Least Access Principle

This is also sometimes known as role base access. This is based on the concept that no one has access to anything they do not absolutely need in order to do their job. Under this model, for example, the CEO of a company has access to very few systems as that is not required for him do his job. They may have access to some sort of a SharePoint type system or file share, where they can access their reports, plus the company email system. If principle of least access is correctly implemented the C-Suite (CEO, CFO, CTO, etc.) will likely not have access to anything else. Engineers will have access to engineering system but only enough to successfully perform their job, they won’t have access to finance system for example. For large engineering system where there are specific teams have specific responsibilities then their permissions should match that. Say there is a dedicated Linux team and another team responsible for Windows servers and third team responsible for desktops, then the Linux team should only have access to the Linux system and no Windows system, etc. Care must be observed here though not to have such strict rules it impedes work or forces employees into what is known as Shadow IT, where employees find their own workaround the strict policies to get their job done.

Zero Trust

Now let us get back to the concept of zero trust. The first step on your zero-trust journey is to re-examine all your policies and procedures and root out as much of built-in trust as you can. Pay particular attention to your access policies to ensure that least access is being used. You can’t get very far along your zero-trust journey without having a solid inventory of all your system and exactly who needs to have what sort of access to what system. If you don’t want to buy anything new you can get pretty far by segmenting your network, implementing defense in depth and least access. However if you are going to go full on Zero trust you need to implement Zero Trust Network Access (ZTNA) technology throughout your environment. This is a system that grants access to each segment based on the user profile. The user profile dictates exactly which resource that user is allowed to access. This is why that catalog I spoke of earlier is so important. All user traffic if funneled through this ZTNA devices and thus you can’t even establish a network connection to a particular server unless you have explicitly been given permission to access that server. All users would go through the same scrutiny regardless of where they are coming from.

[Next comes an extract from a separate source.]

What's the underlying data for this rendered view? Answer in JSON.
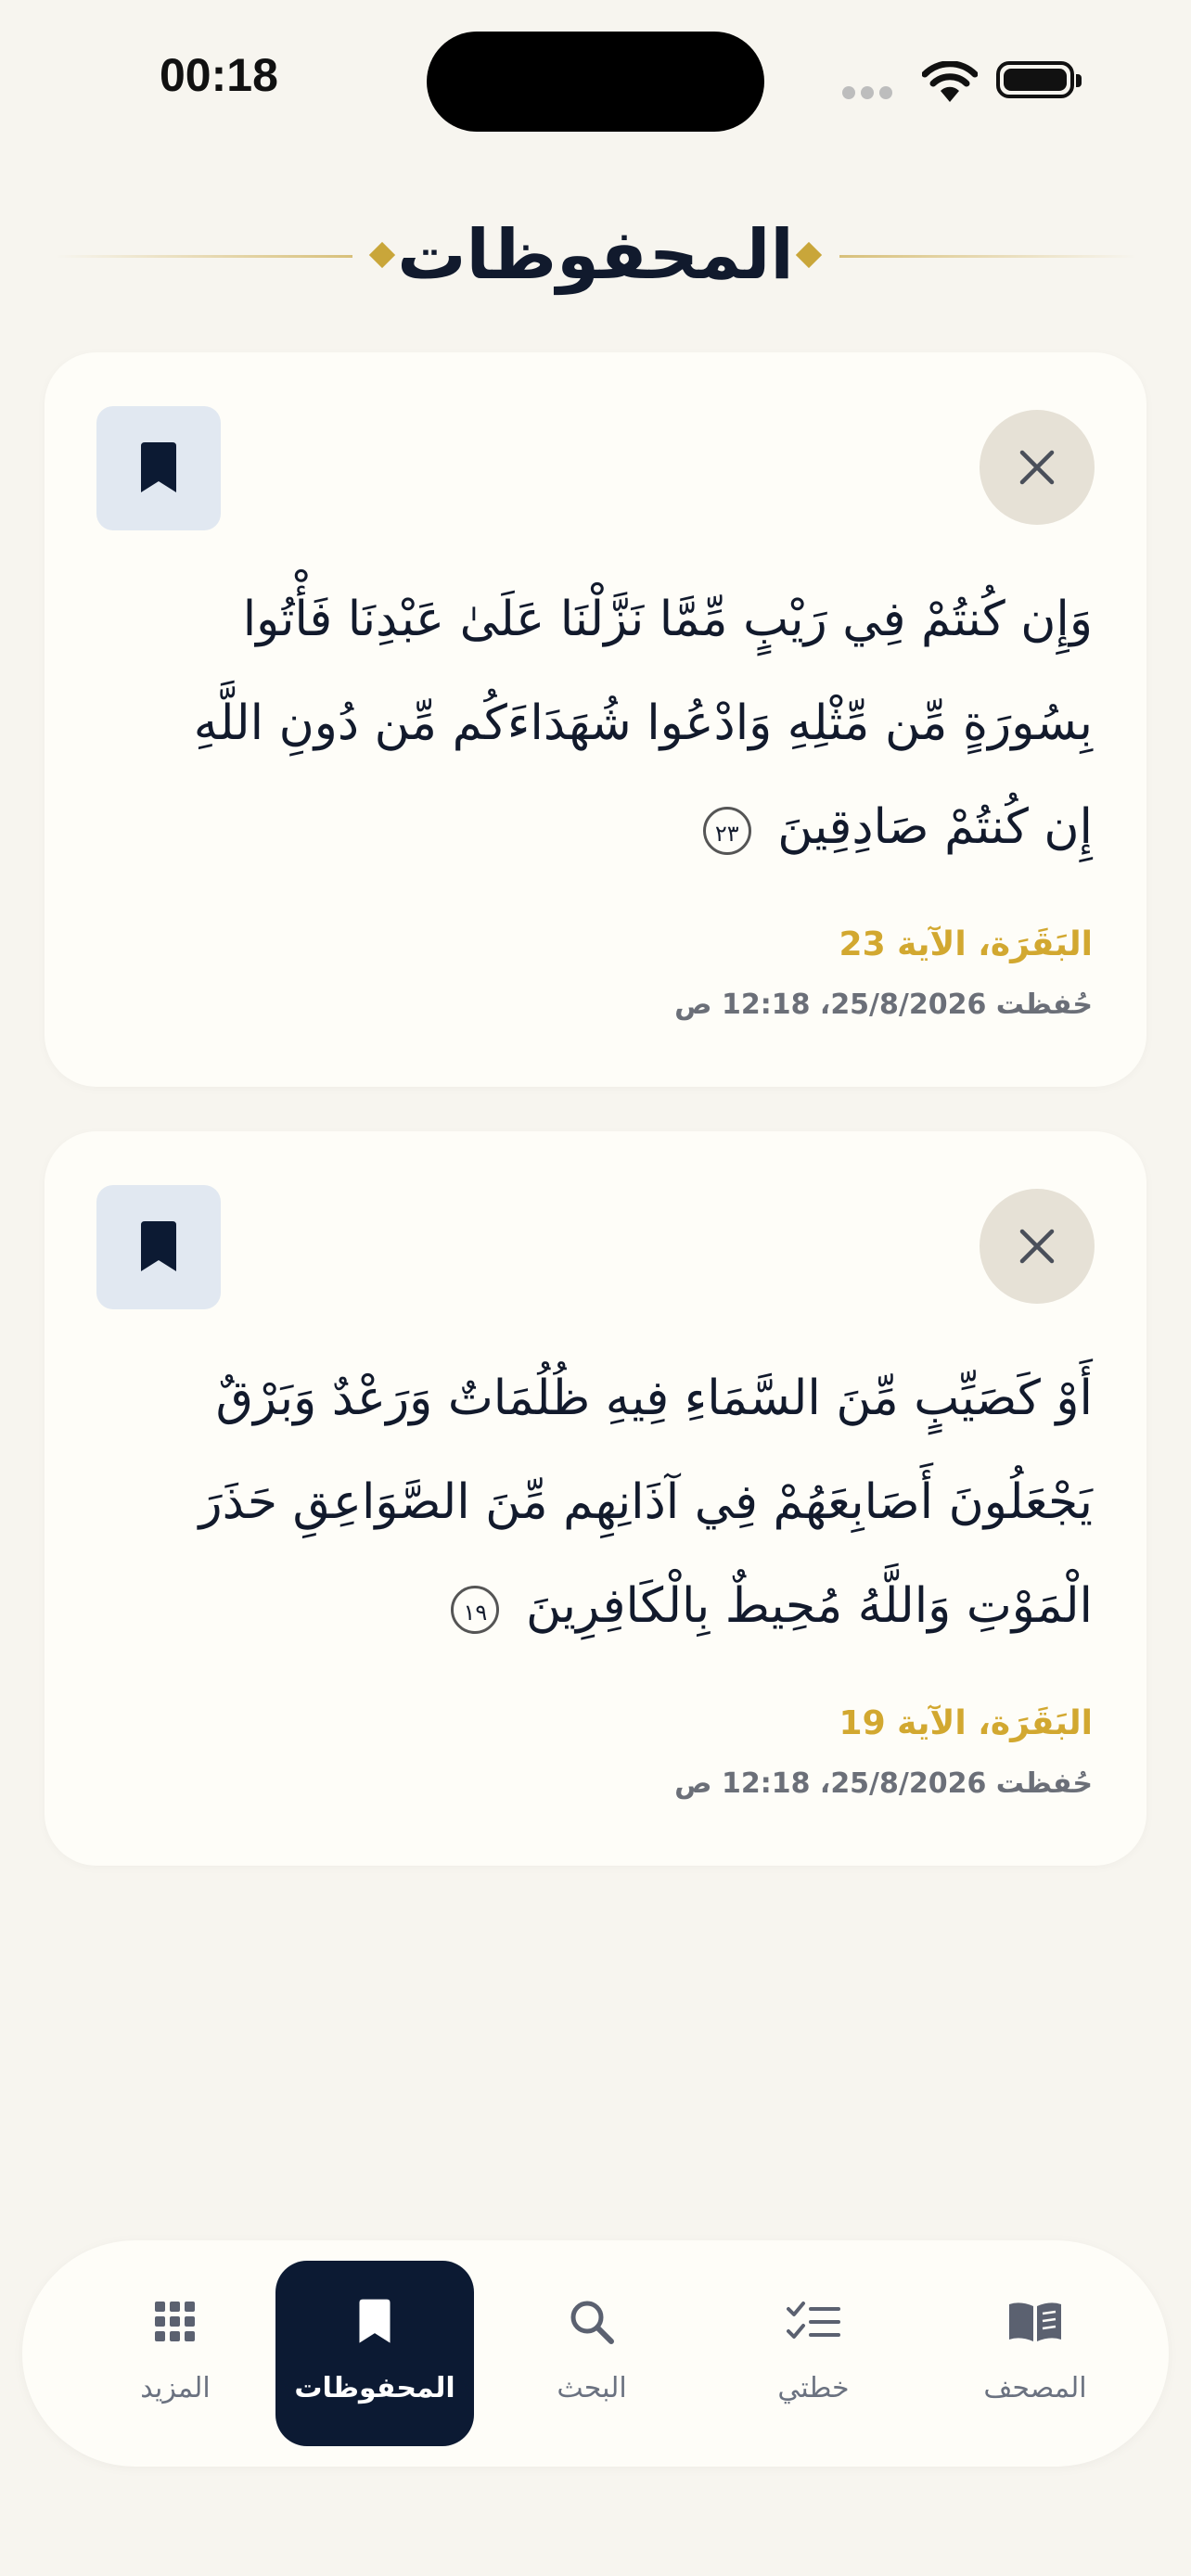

In traditional system, internal users would have network access to all systems and only login credentials would determine if they got into their system or not. If the user was remote, they would first have to pass through a VPN system and get authenticate there before they could connect to anything, but once the VPN OK’d them, they were trusted as internal user. With cloud-based systems, mobile computing (smartphones particularly) the whole internal vs external started to blur and so did the concept of perimeter or border.

With ZTNA every user is treated the same, doesn’t matter if the user is in the office, at home or at a coffee shop. Also doesn’t matter if the application is in a traditional company datacenter or if it is cloud-based. The ZTNA system handles everything the same, you simply authenticate to the ZTNA system, and it connects you to where you need to go, assuming you have permission to go there, regardless of where you are at.